For more info: http://ortus.svnrepository.com/coldbox/trac.cgi/wi...

Enjoy!
# Posted By Francois Levesque | 4/23/09 7:58 PM
Ben Nadel's Gravatar @Francois,

Hmm, interesting. I have always thought of remote calls themselves as a sort of proxy to the primary framework to begin with; meaning, the remote call might turn around internally and execute a "real" framework request, then return final data normally.

But, like I said, I have no real experience in this :)

I need to check out the ColdBox framework. Everyone raves about it.
# Posted By Ben Nadel | 4/23/09 8:01 PM
Vaixe's Gravatar Makes sense. Could there be a way to eternally or on-purpose tell JQ that inputs will be and will forever be (in the scope of the CFM page parsed) be in cas or INcase sensitive?
# Posted By Vaixe | 4/23/09 8:09 PM
Francois Levesque's Gravatar @Ben,

I can't really compare it to the other frameworks out there (Model-Glue, Mach-ii, etc), but what caught my attention was the detailed documentation.

There are also plenty of examples and articles written by the community. Jason Dean's series (http://www.12robots.com/index.cfm/ColdBox) comes to mind as a very nice resource :).
# Posted By Francois Levesque | 4/23/09 8:09 PM
Francois Levesque's Gravatar @Vaixe,

That's an interesting notion. jQuery basically receives a JSON string and parses it to reconstruct the variables locally. I don't know if there's a way to intercept this string and manipulate it first, rather than let jQuery parse it using it's built-in deserializer. Worst case, I imagine it would be possible to write a plug-in that would hook into $.ajaxSetup() to recursively rename keys and variables (not values) to lower / upper case.

Food for thought,
# Posted By Francois Levesque | 4/23/09 8:17 PM
Luis Majano's Gravatar Hi Guys,

By default the json plugin translates keys to lowercase by default. This is done this way, so the plugin can work on cf7 since the json methods where not introduced until cf8.

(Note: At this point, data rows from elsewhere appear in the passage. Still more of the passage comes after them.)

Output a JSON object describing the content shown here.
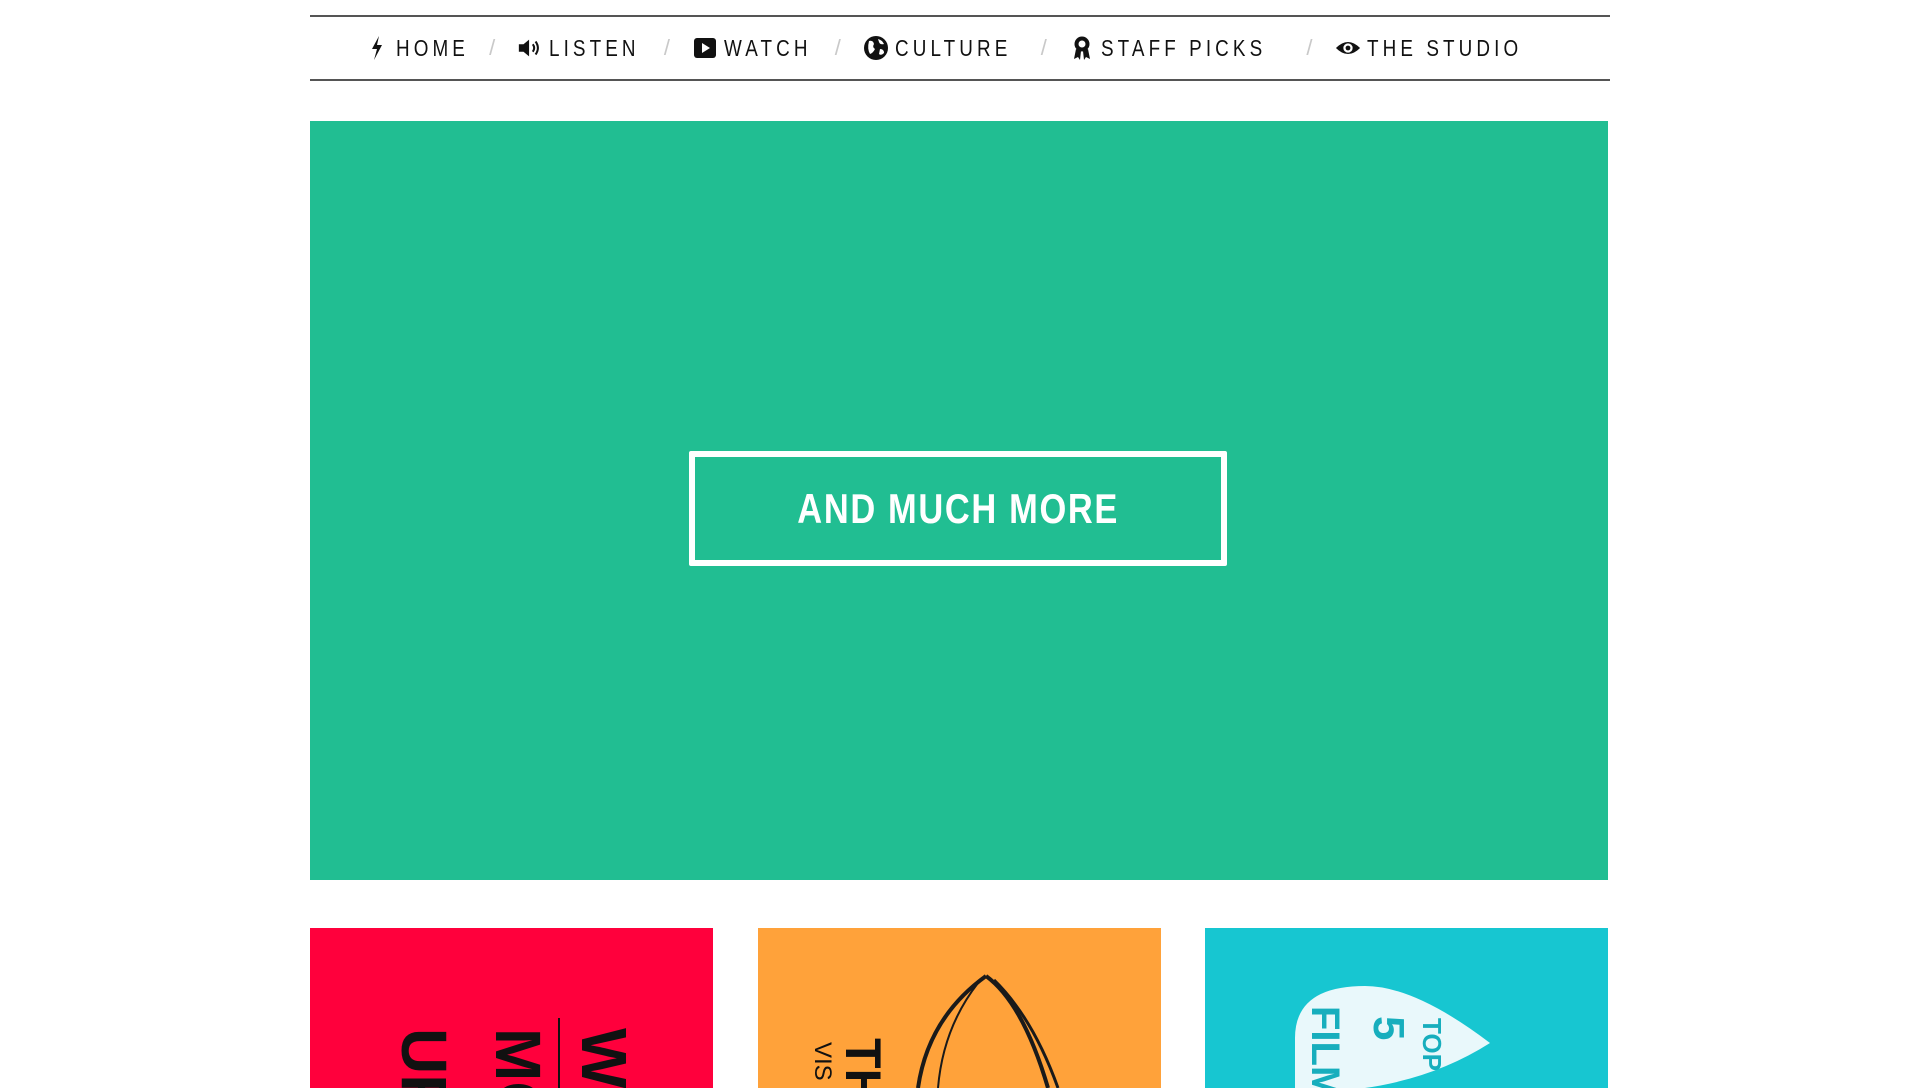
{
  "nav": {
    "items": [
      {
        "label": "HOME",
        "icon": "bolt-icon"
      },
      {
        "label": "LISTEN",
        "icon": "speaker-icon"
      },
      {
        "label": "WATCH",
        "icon": "play-icon"
      },
      {
        "label": "CULTURE",
        "icon": "globe-icon"
      },
      {
        "label": "STAFF PICKS",
        "icon": "award-icon"
      },
      {
        "label": "THE STUDIO",
        "icon": "eye-icon"
      }
    ],
    "separator": "/"
  },
  "hero": {
    "button_label": "AND MUCH MORE",
    "background_color": "#21be92"
  },
  "cards": [
    {
      "background_color": "#ff003c",
      "lines": [
        "W",
        "MO",
        "UF"
      ]
    },
    {
      "background_color": "#ffa23a",
      "lines": [
        "TH",
        "VIS"
      ]
    },
    {
      "background_color": "#17c6d1",
      "lines": [
        "TOP",
        "5",
        "FILMS"
      ]
    }
  ]
}
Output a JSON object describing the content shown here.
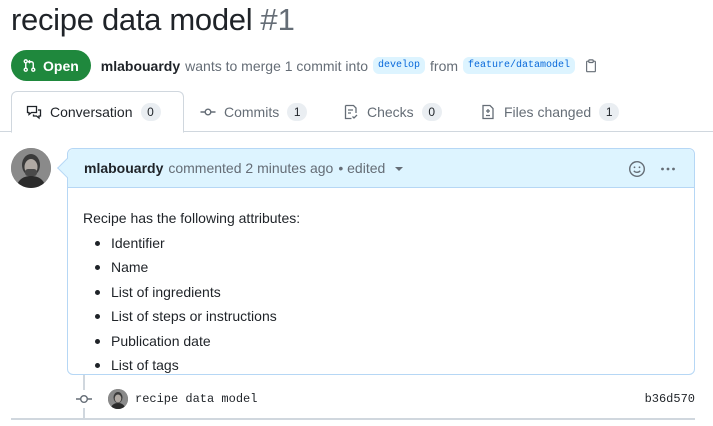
{
  "pr": {
    "title": "recipe data model",
    "number": "#1",
    "state": "Open",
    "author": "mlabouardy",
    "merge_text": "wants to merge 1 commit into",
    "base_branch": "develop",
    "from_text": "from",
    "head_branch": "feature/datamodel"
  },
  "tabs": [
    {
      "label": "Conversation",
      "count": "0",
      "icon": "comment-discussion-icon"
    },
    {
      "label": "Commits",
      "count": "1",
      "icon": "git-commit-icon"
    },
    {
      "label": "Checks",
      "count": "0",
      "icon": "checklist-icon"
    },
    {
      "label": "Files changed",
      "count": "1",
      "icon": "file-diff-icon"
    }
  ],
  "comment": {
    "author": "mlabouardy",
    "time": "commented 2 minutes ago",
    "edited": "• edited",
    "intro": "Recipe has the following attributes:",
    "items": [
      "Identifier",
      "Name",
      "List of ingredients",
      "List of steps or instructions",
      "Publication date",
      "List of tags"
    ]
  },
  "commit": {
    "message": "recipe data model",
    "sha": "b36d570"
  },
  "colors": {
    "open_green": "#1f883d",
    "header_blue": "#ddf4ff",
    "branch_blue": "#0969da"
  }
}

How about adding an argument to the renderdata that can control the case of the outputted JSON data. Maybe something like:

//default lower
renderData(type="JSON",data=struct)
//do upper
renderData(type="JSON:UPPER",data=struct);

Anyways, thanks for the pointer, what do you guys think it should do?
# Posted By Luis Majano | 4/23/09 10:42 PM
Luis Majano's Gravatar We can also maybe have a caseless json type, where case is respected.

Default: lower

renderData(type="JSON", data=struct);
renderData(type="JSON:LOWER", data=struct);
renderData(type="JSON:UPPER", data=struct);
renderData(type="JSON:NOCASE", data=struct);
# Posted By Luis Majano | 4/23/09 10:46 PM
Francois Levesque's Gravatar @Luis,

That would be really awesome! I can really see a benefit to being able to control whether the serialization converts to lower or upper case. That way we'd know for sure what to expect on the javascript side (and we could reuse JS plugins that were written to work with CF8 and uppercase variable names).
# Posted By Francois Levesque | 4/23/09 11:31 PM
JY's Gravatar @Luis,

Besides struct data, I also notice a case difference for query data. If the query I return is directly from a <cfquery> call, the field names are all in uppercase, but if the query is constructed programmatically using queryNew(fieldNames, types), the field names are in the case entered in the fieldNames list.
# Posted By JY | 4/24/09 1:02 AM
Francois Levesque's Gravatar I've made a couple of tests with variable names and ways of defining them, in both ColdBox and ColdFusion.